The scales and dimensions of anxiety are ever more global, ranging from the past to the future, demanding various anticipations and coping strategies if the human species is to survive. Current forms of anguish include, among others: climate, Coronavirus pandemic, Trump, Putin, media, technology, Zoom, and screen. The author has introduced and defined “virtual anxiety” (Ihanus, 2021) as a continuous background “noise” that people are usually unaware of, but which repeatedly emerges on the global techno-cultural scenes as a conscious distressing feeling, demanding assessment and mobilization of suitable coping strategies for avoiding its long-term harmful effects.

Empathetic dialogues among individuals, societies, and cultures help develop meditative mentalization, interaction, and coping skills.
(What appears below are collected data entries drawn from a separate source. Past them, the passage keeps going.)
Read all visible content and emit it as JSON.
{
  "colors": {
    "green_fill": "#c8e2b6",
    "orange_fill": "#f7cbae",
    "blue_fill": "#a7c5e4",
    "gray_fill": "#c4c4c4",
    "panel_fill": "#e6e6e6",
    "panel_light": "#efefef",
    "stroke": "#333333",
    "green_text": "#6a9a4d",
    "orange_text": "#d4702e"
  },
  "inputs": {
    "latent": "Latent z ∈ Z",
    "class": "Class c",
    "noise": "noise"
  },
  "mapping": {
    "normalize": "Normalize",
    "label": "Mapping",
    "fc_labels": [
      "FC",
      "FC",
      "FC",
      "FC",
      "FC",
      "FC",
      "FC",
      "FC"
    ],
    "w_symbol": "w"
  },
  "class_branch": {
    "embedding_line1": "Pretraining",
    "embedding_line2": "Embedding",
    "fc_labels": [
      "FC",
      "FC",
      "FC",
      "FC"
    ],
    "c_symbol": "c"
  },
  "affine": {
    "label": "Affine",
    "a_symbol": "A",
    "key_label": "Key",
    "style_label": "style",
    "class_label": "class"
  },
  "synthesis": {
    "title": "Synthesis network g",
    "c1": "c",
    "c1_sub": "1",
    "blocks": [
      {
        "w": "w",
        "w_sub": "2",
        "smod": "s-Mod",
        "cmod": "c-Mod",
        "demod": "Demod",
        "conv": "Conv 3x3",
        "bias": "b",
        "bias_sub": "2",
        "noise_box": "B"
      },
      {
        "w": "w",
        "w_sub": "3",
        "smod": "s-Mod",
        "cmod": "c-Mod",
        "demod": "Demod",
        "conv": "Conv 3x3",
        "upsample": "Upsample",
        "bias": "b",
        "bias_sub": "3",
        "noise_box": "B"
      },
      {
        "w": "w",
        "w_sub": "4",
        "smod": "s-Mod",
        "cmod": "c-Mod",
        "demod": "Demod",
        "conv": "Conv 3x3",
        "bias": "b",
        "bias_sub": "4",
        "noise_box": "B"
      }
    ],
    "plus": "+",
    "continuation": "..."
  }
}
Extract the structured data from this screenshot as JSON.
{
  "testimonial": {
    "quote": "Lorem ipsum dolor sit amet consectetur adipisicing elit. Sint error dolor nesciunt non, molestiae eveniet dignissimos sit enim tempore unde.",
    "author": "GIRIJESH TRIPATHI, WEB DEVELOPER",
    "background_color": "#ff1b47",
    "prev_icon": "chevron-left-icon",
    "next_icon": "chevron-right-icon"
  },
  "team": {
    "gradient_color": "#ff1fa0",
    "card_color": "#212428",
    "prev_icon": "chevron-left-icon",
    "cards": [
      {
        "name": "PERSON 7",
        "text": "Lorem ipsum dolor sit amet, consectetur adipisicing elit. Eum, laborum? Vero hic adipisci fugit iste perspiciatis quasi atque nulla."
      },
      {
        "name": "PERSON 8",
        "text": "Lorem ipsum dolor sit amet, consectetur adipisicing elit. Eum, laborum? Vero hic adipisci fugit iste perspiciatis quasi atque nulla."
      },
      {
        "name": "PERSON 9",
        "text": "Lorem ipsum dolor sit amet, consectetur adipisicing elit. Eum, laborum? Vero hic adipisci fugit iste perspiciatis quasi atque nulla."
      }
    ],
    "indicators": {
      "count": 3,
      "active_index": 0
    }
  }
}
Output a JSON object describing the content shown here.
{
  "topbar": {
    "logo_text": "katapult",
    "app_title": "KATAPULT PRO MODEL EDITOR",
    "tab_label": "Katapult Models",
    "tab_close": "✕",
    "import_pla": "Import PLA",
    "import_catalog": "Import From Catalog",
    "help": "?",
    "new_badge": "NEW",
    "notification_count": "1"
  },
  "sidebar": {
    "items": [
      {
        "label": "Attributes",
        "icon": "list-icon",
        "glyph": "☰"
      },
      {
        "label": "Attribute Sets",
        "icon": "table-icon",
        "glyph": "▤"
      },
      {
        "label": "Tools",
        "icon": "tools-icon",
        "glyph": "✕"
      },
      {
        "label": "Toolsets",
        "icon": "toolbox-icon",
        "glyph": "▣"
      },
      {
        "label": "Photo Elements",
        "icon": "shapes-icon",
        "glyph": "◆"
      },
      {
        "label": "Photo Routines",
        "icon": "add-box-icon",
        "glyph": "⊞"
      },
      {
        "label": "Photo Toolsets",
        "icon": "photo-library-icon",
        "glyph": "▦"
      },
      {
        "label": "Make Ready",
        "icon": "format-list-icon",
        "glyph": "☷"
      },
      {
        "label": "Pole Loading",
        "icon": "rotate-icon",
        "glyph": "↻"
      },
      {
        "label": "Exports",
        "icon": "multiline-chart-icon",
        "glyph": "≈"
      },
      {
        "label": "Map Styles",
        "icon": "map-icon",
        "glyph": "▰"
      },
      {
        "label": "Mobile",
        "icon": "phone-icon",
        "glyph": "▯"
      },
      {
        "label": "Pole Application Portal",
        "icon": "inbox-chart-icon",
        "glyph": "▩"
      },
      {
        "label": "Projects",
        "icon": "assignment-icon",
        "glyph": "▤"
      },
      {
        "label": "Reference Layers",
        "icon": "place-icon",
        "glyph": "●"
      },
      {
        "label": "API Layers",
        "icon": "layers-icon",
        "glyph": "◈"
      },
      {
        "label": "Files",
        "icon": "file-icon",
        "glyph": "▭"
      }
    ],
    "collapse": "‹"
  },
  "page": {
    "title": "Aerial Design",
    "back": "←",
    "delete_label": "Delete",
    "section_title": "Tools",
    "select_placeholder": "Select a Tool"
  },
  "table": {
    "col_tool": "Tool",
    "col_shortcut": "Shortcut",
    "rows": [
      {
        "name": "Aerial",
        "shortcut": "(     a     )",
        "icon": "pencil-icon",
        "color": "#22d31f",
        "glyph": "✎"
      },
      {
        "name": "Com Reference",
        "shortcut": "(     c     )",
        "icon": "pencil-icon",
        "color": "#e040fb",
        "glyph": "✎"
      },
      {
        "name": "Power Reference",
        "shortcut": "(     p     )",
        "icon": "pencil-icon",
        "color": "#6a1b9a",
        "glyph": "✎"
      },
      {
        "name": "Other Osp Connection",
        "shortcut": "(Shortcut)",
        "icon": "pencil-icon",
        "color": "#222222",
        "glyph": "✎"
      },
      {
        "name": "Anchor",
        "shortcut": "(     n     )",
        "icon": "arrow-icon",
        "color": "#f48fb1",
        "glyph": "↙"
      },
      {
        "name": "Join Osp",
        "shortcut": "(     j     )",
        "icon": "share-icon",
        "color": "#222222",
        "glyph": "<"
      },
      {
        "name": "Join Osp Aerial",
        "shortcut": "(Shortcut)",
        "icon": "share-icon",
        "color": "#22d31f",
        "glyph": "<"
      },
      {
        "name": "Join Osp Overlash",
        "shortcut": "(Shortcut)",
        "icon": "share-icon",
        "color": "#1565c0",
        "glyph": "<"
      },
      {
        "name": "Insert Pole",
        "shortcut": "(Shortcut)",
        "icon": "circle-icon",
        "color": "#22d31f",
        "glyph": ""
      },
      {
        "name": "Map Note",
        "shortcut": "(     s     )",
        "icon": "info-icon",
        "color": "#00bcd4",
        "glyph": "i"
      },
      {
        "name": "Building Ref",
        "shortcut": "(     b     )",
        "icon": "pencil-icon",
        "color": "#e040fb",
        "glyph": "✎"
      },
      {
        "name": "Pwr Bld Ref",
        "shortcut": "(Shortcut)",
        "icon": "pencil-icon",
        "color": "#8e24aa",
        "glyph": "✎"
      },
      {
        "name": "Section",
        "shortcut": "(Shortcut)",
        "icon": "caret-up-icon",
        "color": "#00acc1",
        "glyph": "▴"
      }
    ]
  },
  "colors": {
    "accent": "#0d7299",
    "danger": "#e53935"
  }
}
In such poetic co-tuning, sharing the words therapeutically, in interaction, the participants can keep one’s own and the other’s mind in mind, mending and minding the gaps, and alleviating to reframe and resolve conflicts.

Poiesis means doing (Ancient Greek poiein) something, giving existence to something that did not exist before. Poiesis evokes an internally relevant and meaningful world. Poiesis includes different creative activities (handicraft, verbal, musical, and artistic works, etc.). Poiesis enhances one’s personal experience of available resources, even in virtual anxiety. It enriches life values and serves mutual social relations. Positive poiesis meanings can infuse ordinary life events. New priorities and goals can be set, and even in harsh situations positive perspectives and benefits can be found if one reflects on and reminds oneself of them, through “imagination and word.”

So far, research on coping has mainly concentrated on past and present stressful issues. Researchers have noticed the limits and failures of the problem- and emotion-focused coping strategies, especially in the long-term stressful situations. Sarah Folkman (2008) has maintained that when those copings fail, people may use meaning-focused copings in liaison with positive as well as negative emotions. Personal meanings and positive emotions also support problem-solving and emotional balance. Recently, future-oriented copings have received more attention. Furthermore, the means of anticipating the challenges and adversities faced by humankind are not only individual-centered but require the large-group negotiations of life-preserving efforts, the mutual reconciliation of conflicts, and constructive planning for future generations.

Growth may follow even from extremely stressful situations and the sense of coherence may induce a sense of relational compassion and poetic-empathetic relations. Playful poetic-empathetic approaches support upsetting given categories, constructing different selves in changing interactive situations and relations. Poetic playful freedom involves letting go and letting be, feeling the sense and even nonsense of being alive, creatively writing, resonating, and transforming the selves and the worlds.

The therapeutic, rehabilitative, and preventive effects of haiku poetry are in unison with human development toward empathy, mindfulness, resilience, reciprocal caring and responsibility, the sense of meaningfulness, belongingness, and rootedness in nature and the whole cosmos.

Acknowledgements

The article is partly based on modified and updated passages from the author’s work Transformative Words: Writing Otherness and Identities (New York: Nova Science Publishers, 2019). Best thanks to the Finnish poets Kai Nieminen and Niklas Salmi for their expert knowledge concerning the haiku tradition.

About the Author

Juhani Ihanus, PhD, is an associate professor of cultural psychology at the University of Helsinki and of art education and art psychology at Aalto University, Finland. He is a pioneer of European biblio/poetry therapy, a founder of the Finnish Association for Biblio/Poetry Therapy, and a writer who has published extensively in the fields of psychology, history, culture, literature, and the visual arts. He is an editorial board member of The Arts in Psychotherapy, Journal of Poetry Therapy, and Scriptum: Creative Writing Research Journal. Besides scientific publications, Ihanus has written works of poetry, aphorisms, and essays. He is also a member of the transartistic and transdisciplinary Sjählö 9 group.